Why print can be child’s play

While the rise of digital has led many publishers to reduce their print offering, Dennis Publishing has continued to invest. Kerin O’Connor, chief executive of The Week at Dennis, explains how it’s found success with a print version of The Week for children – and what it can teach the industry about the future of print…

Jon Watkins spoke to him ahead of the 41st FIPP World Congress, taking place from 9-11 October where Kerin will be among 100 speakers from around the world sharing insights on a variety of industry and related topics. Join the conversation at the Congress.

Tell us about the drivers behind the launch of The Week Junior – how much of it was that you’d seen an opportunity in the market and how much was it driven by the desire to help kids engage with issues?

So, the best place to start was by looking at the success we’d had with The Week. One of the things that we’ve done, particularly over the last 10 years, was to build a suite of products that are designed to help people in their lives by providing expert opinion. Through those, there are four things that we do. We inform, we advise, we indulge, and we distil content. Our audiences are clever people who appreciate expert opinion that allows them to make up their own minds.

What The Week does very successfully is package up the news so that you can understand things by seeing multi-platform opinions rather than just one voice. And that’s why we have developed a suite of other products that adopt this approach– whether it’s our Independent Schools Guide, the financial guide Prosper, or The Week Portfolio -the Experts’ Guide to Good Living.

One thing we noticed over the years was that The Week is particularly popular with teenagers. If the magazine went into a family who had a 14-15 year old, then the teenager was more than likely reading it too. Their first serious entry point into news often came from reading a copy of The Week.

So we began to think about that we could apply this insight to a younger audience. How could we apply those principles of unpacking the world and explaining things to an audience that was even younger than teenagers?

Our immediate desk research was dispiriting. The perceived wisdom suggested that children read digital products, they had little interest in the news, and that it’s solely video content they want. But when we dug further into this audience, we found that UK children’s books sales were at a 10-year high. The highest level since the last Harry Potter. Children were reading just as much as ever in print. So we began to develop a product.

We tried to unpick reasons for the magazine’s existence and how it might relate to the customer. We came up with four things to guide us.

We had to make a product that was true to The Week’s essence but which couldn’t take The Week’s editorial approach. We couldn’t produce a dense digest of news with small pictures and sell it to a nine year old.

Next, whatever we did had to resonate with the parents too, so they would trust it enough to allow it into their house and to influence their child’s development. We also had to do something terrific for the child, because ultimately they are the readers and they had to feel that this was something made for them. And the last point was making it valuable to the educational establishment – it had to be something that teachers would wish to adopt, promote and use.

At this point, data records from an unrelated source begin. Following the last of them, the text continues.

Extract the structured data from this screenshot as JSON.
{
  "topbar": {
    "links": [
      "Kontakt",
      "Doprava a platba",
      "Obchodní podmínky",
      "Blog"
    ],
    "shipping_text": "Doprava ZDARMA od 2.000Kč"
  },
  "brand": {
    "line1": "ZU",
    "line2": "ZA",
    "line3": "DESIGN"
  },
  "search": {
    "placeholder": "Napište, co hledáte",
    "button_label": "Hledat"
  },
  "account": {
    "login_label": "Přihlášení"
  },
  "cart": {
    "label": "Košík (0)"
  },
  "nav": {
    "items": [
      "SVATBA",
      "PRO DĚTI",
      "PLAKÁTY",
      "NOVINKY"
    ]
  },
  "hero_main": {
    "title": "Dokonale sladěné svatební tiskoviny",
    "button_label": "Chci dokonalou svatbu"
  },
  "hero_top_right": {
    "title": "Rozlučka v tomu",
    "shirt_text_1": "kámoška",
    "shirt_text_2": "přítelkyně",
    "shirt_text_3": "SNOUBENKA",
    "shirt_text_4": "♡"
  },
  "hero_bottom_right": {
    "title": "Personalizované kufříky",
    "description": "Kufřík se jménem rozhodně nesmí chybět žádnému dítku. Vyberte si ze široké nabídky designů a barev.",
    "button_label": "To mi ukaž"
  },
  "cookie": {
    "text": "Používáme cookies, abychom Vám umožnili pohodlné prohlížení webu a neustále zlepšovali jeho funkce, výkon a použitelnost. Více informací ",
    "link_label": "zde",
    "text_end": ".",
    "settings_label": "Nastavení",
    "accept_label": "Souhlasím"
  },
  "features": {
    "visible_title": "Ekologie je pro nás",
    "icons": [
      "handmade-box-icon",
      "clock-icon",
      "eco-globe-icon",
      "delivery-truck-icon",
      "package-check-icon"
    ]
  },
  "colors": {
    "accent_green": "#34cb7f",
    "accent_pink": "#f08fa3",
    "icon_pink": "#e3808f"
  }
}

From this work, we found a core idea for The Week Junior which was ‘making sense of the world’. To explain, if you’re eight or nine, you’re beginning to become someone who reads for pleasure, and you’re beginning to self actualise in terms of your choices – maybe how your room is decorated or what you watch on TV. So The Week Junior began to become about helping children at that crucial time of transition by giving them confidence in their own opinions and ability to be look at a wide range of subjects.